Supplementary Figure 7: Pi predictors, network effect, and negative control.

a, Performance comparisons for individual predictors across traits (within Pi and direct use). Measured by area under the curve (AUC) separating gold standard positives (GSPs) and gold standard negatives (stimulated). Analysing using GSPs based on either targets of phase 2 and above (left), targets of drugs at phase 3 and above (middle) or approved drug targets (right). Direct use of immune annotations without knowledge of genomic seed genes is much less predictive of drug targets. Notably, such analysis restricted to traits with >10 targets, that is, 16 traits based on targets of phase 2 and above (left), 11 traits based on phase 3 and above (middle), and 5 traits based on approved drug targets (right). b, Optimizing components of Pi predictors.
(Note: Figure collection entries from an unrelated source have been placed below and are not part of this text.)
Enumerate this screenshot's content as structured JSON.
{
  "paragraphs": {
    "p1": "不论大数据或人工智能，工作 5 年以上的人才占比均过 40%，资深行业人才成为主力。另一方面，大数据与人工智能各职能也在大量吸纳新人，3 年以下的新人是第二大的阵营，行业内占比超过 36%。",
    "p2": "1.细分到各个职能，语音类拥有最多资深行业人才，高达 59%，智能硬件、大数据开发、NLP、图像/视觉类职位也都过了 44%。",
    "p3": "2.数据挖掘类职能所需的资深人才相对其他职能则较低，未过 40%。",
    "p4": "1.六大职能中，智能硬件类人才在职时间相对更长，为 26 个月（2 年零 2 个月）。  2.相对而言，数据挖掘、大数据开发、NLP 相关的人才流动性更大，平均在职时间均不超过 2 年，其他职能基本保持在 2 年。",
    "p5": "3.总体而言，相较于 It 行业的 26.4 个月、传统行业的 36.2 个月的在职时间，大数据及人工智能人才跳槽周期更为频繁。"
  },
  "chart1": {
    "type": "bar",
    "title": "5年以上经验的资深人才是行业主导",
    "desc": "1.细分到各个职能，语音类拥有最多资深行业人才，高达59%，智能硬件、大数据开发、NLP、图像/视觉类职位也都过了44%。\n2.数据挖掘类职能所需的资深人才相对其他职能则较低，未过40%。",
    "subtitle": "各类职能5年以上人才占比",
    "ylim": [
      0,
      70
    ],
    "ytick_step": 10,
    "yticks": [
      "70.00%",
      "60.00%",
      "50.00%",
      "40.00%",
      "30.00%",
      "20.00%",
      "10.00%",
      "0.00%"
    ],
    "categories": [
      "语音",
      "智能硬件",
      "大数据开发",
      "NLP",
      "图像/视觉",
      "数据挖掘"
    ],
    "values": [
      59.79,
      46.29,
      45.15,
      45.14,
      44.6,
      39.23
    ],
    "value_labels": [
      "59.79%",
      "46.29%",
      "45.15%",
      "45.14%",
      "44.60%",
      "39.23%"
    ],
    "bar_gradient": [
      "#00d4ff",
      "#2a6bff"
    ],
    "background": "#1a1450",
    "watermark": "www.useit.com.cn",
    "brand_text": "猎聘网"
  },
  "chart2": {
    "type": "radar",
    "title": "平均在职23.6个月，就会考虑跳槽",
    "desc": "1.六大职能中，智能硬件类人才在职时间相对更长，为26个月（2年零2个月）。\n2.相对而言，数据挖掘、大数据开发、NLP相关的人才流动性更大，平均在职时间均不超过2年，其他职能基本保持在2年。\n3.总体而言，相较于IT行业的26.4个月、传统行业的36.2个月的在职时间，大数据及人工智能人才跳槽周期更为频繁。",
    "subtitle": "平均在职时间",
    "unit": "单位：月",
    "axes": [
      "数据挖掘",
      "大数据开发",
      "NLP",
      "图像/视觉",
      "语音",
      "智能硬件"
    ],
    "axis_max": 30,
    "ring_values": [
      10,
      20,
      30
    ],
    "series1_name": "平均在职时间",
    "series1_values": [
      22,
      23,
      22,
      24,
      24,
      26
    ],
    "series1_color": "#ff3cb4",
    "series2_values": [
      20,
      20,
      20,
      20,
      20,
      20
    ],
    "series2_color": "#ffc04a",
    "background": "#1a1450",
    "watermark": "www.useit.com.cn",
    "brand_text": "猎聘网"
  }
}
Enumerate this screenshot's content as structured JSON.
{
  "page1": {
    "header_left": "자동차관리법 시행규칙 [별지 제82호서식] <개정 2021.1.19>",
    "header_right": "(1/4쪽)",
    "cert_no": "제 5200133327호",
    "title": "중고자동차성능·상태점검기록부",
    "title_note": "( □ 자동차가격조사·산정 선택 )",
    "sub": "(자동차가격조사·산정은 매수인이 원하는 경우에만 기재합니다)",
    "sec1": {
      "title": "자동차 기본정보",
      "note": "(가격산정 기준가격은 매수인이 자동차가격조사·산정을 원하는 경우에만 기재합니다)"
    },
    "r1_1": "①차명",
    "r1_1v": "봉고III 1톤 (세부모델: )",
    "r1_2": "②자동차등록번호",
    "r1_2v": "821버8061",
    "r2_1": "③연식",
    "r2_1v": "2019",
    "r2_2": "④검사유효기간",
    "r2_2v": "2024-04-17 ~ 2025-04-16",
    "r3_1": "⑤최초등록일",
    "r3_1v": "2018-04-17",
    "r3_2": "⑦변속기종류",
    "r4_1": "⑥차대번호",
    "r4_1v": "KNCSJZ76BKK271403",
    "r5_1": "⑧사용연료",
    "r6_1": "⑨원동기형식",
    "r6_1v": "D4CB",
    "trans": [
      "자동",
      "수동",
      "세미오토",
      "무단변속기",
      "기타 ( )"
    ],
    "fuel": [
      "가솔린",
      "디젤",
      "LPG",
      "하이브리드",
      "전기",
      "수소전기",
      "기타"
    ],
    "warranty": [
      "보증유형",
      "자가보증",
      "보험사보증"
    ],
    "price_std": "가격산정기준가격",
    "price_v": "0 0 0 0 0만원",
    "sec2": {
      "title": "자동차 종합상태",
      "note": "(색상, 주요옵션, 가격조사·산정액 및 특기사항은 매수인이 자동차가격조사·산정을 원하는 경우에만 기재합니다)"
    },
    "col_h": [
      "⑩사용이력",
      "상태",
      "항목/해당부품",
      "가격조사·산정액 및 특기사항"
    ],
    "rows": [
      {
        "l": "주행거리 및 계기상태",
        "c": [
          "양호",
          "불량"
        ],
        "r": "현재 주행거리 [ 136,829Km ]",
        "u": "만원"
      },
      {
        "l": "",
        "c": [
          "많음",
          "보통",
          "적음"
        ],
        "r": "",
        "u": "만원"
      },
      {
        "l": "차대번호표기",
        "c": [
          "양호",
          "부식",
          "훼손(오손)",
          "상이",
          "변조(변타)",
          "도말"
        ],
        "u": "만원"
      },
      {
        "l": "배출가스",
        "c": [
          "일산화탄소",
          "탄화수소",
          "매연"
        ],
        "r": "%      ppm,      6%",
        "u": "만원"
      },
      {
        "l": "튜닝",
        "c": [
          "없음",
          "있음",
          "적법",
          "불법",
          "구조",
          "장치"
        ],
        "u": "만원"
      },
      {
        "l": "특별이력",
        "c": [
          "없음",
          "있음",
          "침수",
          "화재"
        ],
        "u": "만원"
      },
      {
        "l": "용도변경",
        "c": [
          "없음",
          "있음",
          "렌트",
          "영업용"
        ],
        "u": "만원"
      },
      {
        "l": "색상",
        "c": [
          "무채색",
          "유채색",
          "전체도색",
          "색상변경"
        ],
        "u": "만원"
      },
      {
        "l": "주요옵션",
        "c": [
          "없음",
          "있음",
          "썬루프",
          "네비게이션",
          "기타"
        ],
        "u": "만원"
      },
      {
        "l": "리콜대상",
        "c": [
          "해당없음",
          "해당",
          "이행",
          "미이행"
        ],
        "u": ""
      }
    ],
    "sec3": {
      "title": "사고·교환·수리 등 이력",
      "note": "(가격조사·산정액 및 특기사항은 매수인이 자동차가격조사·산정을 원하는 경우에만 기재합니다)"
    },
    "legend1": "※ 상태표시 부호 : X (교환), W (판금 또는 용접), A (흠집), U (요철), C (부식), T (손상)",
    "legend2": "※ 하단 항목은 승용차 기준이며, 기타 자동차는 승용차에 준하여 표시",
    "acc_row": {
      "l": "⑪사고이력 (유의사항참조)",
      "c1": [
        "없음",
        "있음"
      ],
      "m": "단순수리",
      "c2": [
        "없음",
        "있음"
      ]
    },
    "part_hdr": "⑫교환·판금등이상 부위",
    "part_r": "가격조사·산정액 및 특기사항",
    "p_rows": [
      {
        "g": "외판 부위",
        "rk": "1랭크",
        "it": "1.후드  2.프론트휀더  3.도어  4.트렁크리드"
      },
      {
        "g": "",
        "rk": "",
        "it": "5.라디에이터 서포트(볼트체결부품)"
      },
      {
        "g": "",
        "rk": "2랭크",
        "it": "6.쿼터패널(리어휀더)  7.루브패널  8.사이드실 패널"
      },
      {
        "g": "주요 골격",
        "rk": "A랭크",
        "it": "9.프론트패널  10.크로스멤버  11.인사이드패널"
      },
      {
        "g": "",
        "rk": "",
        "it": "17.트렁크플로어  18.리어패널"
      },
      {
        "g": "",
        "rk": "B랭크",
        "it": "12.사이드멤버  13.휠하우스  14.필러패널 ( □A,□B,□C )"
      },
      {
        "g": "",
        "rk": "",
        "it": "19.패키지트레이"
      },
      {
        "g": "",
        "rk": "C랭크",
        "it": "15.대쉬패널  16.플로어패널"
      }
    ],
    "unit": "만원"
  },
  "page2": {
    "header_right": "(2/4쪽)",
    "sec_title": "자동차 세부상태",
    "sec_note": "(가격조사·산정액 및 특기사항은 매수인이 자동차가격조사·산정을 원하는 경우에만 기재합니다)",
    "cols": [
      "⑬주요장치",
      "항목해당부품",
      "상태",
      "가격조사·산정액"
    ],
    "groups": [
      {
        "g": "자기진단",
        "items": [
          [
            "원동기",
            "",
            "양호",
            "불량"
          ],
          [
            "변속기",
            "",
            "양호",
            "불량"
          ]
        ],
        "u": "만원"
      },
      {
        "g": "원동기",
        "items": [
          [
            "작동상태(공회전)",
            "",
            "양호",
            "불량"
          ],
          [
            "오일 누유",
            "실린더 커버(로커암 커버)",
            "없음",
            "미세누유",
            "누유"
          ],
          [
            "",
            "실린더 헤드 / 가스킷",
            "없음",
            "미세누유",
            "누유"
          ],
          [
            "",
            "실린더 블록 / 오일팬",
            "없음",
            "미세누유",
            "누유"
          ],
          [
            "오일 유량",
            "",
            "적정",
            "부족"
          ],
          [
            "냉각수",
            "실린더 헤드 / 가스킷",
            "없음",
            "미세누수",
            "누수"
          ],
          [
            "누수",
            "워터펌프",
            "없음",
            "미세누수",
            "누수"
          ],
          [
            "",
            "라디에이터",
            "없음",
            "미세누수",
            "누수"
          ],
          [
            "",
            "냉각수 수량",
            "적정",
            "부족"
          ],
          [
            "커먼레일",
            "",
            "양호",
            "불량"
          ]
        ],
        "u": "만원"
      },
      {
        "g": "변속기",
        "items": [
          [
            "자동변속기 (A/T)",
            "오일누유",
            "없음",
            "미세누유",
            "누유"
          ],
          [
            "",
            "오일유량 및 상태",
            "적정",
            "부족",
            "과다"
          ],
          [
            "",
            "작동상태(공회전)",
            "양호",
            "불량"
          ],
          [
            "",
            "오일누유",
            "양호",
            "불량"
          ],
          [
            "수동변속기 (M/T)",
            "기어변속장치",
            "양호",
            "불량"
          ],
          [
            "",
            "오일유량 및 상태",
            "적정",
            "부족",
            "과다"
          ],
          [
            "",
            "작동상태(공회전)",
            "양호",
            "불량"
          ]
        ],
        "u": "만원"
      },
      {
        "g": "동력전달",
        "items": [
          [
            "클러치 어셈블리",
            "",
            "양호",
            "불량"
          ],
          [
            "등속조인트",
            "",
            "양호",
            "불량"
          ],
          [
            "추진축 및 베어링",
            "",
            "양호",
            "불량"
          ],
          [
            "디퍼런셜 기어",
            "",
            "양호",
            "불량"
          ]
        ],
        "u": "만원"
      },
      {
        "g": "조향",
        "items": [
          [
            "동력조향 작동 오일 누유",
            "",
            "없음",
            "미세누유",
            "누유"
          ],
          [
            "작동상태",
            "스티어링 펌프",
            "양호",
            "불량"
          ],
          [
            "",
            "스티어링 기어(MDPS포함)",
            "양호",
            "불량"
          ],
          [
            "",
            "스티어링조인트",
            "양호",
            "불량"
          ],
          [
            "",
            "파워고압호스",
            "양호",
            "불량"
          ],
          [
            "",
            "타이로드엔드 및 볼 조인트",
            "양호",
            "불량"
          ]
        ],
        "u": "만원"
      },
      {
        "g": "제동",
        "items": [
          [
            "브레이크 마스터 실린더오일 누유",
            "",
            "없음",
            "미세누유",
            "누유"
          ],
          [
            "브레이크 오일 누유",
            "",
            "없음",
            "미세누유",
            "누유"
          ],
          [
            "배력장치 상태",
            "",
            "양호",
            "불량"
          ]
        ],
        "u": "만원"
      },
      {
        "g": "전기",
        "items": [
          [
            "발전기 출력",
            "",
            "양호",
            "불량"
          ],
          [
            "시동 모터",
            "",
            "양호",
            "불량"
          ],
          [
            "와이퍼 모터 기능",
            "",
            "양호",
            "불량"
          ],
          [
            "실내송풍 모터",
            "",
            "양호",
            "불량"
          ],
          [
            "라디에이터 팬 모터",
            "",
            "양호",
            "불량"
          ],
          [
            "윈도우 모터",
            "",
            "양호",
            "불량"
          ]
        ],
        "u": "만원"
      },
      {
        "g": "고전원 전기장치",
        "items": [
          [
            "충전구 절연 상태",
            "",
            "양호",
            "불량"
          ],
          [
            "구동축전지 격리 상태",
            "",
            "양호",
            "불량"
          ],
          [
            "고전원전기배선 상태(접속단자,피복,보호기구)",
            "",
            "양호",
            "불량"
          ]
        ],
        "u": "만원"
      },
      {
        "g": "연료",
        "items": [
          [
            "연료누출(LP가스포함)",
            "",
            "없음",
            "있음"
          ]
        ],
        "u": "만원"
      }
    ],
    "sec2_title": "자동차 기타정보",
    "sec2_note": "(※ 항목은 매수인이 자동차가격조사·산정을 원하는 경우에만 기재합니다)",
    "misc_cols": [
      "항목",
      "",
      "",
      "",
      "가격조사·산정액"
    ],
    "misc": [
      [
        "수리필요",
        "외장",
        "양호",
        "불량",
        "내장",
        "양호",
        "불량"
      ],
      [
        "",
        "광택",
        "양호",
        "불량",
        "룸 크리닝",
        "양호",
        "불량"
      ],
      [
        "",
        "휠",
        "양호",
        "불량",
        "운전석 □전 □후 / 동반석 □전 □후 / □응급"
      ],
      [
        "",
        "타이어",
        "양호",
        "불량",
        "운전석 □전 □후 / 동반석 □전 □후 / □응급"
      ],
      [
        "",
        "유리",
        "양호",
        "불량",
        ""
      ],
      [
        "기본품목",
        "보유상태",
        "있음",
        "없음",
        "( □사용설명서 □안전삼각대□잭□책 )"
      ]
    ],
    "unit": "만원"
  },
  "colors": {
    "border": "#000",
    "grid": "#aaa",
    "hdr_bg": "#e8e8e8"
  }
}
Comparing individual predictors (x-axis) constructed using both seed genes and non-seed genes (left) and using only seed genes (without incorporating network connectivity, right). GSPs are based on target genes of drugs at phase 2 and above. c, Scatter plot showing relationship between network degree and priority rank (all 30 traits with a total of n = 1,200 dots). Correlation based on Spearman’s rank test (two-sided). d, Negative control for enrichment of immune drug targets. Left: schematic illustration of use of Experimental Factor Ontology (EFO) tree to select immune mediated GWAS disease traits and non-immune GWAS disease traits. Right: target set enrichment analysis (TSEA) for approved immune drug targets in the Pi prioritized gene list taking as inputs GWAS SNPs from immune mediated diseases (in blue) or from exclusively non-immune mediated diseases (in yellow), with sensitivity assessed by removing different percentages of GWAS SNPs. The horizontal line in grey indicates the Bonferroni-adjusted P-value threshold at 0.05.